Question

There are 8 people interested in serving on a selection committee for a new faculty member. The Dean will select 3 to serve. How many ways might she select the three member team?

Answer 1

There are 8 people to choose from for the first person. The second person, there will be 7 different people left, and for the last person, only 6 people. The order that you choose them does not matter. The answer is 8*7*6. If you imagine the people as a,b,c,d,e,f,g, and h, think about the choices you have left. If you choose person a first, there are 7 different combinations for choosing the second person. a,b; a,c; a,d; a,e; a,f; a,g; a,h. So there are 8*7 combinations for the first two people.
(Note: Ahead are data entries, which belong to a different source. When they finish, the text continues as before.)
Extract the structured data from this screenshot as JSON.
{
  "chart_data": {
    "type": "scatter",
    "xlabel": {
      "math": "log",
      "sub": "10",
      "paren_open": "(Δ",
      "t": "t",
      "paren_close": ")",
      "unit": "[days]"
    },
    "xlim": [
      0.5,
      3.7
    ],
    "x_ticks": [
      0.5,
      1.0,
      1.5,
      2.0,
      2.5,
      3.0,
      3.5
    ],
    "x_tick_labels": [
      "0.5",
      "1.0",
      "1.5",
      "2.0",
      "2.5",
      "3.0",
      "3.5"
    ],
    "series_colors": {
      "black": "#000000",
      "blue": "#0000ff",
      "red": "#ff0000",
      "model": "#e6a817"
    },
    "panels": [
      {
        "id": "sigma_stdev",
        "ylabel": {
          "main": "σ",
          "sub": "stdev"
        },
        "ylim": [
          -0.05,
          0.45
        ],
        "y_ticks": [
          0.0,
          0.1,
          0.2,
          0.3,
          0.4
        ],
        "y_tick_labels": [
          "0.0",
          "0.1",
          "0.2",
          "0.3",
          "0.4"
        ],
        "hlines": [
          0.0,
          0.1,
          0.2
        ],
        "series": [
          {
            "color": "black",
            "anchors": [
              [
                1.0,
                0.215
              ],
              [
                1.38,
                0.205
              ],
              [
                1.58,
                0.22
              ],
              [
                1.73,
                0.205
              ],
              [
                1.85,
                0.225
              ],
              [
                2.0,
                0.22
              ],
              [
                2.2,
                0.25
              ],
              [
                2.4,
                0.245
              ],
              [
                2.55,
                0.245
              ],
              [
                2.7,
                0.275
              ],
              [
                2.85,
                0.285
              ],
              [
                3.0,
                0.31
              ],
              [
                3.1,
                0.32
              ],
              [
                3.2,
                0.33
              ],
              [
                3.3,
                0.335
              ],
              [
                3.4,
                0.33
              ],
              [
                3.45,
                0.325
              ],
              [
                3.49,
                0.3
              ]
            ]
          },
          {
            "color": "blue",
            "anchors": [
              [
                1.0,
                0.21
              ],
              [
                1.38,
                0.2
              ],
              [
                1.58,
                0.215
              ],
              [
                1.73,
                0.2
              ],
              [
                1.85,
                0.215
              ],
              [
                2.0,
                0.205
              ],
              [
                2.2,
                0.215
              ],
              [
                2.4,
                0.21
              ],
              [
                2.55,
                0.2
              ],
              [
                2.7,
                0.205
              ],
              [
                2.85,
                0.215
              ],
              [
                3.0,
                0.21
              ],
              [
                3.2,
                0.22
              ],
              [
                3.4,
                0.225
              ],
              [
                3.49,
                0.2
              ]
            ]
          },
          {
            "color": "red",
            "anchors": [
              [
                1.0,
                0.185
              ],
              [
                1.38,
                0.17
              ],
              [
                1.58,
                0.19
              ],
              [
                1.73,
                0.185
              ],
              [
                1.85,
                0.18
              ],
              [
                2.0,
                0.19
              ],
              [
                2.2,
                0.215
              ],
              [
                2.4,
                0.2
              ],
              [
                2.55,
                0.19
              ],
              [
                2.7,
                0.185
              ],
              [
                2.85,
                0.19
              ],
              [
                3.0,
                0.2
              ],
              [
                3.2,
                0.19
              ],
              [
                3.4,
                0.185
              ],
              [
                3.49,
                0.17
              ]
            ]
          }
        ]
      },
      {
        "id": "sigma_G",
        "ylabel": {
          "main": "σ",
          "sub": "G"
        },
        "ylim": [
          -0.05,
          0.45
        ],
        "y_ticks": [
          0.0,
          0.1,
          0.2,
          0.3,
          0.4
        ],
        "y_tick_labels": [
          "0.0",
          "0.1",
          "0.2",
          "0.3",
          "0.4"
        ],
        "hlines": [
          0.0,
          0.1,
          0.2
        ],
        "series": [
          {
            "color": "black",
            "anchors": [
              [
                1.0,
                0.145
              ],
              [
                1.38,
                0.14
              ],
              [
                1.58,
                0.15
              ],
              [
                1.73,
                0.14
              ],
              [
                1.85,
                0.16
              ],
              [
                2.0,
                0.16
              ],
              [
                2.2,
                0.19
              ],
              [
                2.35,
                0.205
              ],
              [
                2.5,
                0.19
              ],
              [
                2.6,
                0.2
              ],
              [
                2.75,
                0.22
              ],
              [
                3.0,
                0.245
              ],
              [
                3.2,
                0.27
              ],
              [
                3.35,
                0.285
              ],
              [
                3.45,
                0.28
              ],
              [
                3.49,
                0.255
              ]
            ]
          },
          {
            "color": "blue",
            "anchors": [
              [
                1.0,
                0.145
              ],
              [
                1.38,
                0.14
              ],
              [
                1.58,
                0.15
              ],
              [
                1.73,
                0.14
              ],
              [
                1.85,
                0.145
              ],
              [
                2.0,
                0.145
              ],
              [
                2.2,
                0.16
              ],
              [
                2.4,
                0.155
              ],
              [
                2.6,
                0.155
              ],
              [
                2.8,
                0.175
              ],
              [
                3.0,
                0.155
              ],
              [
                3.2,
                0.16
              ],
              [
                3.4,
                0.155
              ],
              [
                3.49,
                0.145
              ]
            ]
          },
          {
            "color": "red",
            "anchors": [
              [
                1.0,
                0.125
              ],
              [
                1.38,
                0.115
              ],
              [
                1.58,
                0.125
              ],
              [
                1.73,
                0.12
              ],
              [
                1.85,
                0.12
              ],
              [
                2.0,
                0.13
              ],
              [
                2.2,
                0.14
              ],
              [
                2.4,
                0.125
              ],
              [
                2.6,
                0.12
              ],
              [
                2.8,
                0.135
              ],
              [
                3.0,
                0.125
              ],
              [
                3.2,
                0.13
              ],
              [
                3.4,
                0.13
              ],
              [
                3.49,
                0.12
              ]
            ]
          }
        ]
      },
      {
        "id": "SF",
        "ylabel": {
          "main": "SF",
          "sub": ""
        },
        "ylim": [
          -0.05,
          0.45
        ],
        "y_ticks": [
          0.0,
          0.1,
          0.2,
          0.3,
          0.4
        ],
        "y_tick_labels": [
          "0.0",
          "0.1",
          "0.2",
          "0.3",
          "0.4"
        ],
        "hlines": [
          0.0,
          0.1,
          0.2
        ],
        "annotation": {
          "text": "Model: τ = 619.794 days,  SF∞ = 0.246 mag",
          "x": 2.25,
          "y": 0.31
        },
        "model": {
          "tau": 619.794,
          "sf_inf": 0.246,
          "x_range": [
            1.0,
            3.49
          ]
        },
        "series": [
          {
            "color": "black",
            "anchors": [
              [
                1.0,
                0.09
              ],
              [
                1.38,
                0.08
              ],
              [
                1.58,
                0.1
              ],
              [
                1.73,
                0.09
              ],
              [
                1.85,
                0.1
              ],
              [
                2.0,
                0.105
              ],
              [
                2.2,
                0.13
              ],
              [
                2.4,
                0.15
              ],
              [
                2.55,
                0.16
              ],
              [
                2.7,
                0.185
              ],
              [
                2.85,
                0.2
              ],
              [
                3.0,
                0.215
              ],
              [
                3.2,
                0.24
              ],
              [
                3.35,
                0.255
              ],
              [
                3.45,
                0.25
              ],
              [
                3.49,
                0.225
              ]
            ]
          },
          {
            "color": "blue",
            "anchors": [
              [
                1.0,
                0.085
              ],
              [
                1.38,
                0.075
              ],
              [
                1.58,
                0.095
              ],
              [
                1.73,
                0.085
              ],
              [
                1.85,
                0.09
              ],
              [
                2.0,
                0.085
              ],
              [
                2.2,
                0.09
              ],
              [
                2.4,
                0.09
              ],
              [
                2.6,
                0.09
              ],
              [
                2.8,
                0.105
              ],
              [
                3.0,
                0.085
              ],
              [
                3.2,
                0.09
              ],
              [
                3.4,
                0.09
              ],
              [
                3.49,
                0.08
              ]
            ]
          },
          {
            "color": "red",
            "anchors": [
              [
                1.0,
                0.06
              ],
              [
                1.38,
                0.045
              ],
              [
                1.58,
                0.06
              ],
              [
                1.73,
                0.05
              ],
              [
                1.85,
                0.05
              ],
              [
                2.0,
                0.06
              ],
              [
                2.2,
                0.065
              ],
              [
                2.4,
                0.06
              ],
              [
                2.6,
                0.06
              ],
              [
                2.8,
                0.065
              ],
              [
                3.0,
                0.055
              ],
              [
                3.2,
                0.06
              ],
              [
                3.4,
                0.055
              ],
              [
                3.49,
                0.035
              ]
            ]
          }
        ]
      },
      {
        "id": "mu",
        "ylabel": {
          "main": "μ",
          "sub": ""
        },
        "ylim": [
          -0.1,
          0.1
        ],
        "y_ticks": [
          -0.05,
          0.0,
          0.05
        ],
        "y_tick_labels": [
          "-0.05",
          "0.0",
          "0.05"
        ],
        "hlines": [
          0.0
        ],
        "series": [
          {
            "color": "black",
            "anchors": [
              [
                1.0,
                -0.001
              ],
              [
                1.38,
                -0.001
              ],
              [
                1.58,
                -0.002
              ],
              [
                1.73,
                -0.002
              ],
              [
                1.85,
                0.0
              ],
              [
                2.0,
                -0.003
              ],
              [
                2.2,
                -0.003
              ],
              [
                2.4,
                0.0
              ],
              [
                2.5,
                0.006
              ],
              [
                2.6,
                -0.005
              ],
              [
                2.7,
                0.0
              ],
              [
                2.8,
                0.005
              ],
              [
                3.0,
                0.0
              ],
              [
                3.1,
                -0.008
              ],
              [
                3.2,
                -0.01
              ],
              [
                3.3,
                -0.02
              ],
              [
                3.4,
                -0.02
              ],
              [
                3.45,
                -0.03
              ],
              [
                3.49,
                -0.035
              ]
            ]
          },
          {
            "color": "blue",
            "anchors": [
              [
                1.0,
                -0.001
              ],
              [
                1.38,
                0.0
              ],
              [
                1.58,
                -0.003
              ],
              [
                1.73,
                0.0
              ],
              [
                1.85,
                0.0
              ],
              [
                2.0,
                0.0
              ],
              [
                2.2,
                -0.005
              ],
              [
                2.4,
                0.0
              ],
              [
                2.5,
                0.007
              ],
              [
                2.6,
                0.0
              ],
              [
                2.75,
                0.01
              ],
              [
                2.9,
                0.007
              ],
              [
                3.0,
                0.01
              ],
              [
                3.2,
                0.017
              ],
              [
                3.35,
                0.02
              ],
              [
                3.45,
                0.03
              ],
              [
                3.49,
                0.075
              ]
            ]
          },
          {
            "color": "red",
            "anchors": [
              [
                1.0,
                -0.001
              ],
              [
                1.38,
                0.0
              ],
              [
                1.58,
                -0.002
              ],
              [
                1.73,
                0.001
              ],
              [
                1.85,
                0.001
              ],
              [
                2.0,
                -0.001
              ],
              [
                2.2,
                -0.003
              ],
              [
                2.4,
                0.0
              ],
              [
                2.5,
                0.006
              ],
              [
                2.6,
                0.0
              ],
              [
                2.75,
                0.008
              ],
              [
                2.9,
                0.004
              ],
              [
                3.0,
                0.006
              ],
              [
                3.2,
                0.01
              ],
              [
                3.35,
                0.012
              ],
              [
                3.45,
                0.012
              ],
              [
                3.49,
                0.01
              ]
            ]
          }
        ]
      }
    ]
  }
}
Then choosing the last, there are only 6 available to chose from.

Answer 2

thank you!!!

Answer 3

how many four letter combinations of math can you make if you use each letter only once?
would 4*3*2*1 be my answer?

Answer 4

Is each letter chosen from the set of 26?

Answer 5

no, just from the word MATH

Answer 6

So that is a permutation (not combination) because order counts.
Yes, in the first position there are four choices, then three, then two, then one, which makes 4! permutations.

Answer 7

okay, thanks again for the help !

Answer 8

In the previous problem, order does not matter, so for three members in the committee, we have overcounted 3! times (ABC,ACB,BAC,BCA,CAB,CBA), so the result of 8*7*6 must be divided by 3*2*1 to get the numbers of ways to choose the committee.

Answer 9

so our answer is actually 8*7*6/(3*2*1) ?

Answer 10

yes, mathmate is correct, I left out that very important part! sorry. Since each combination of three people has six different permutations, you have to divide the entire thing by six.

Answer 11

okay thanks for the clarification!!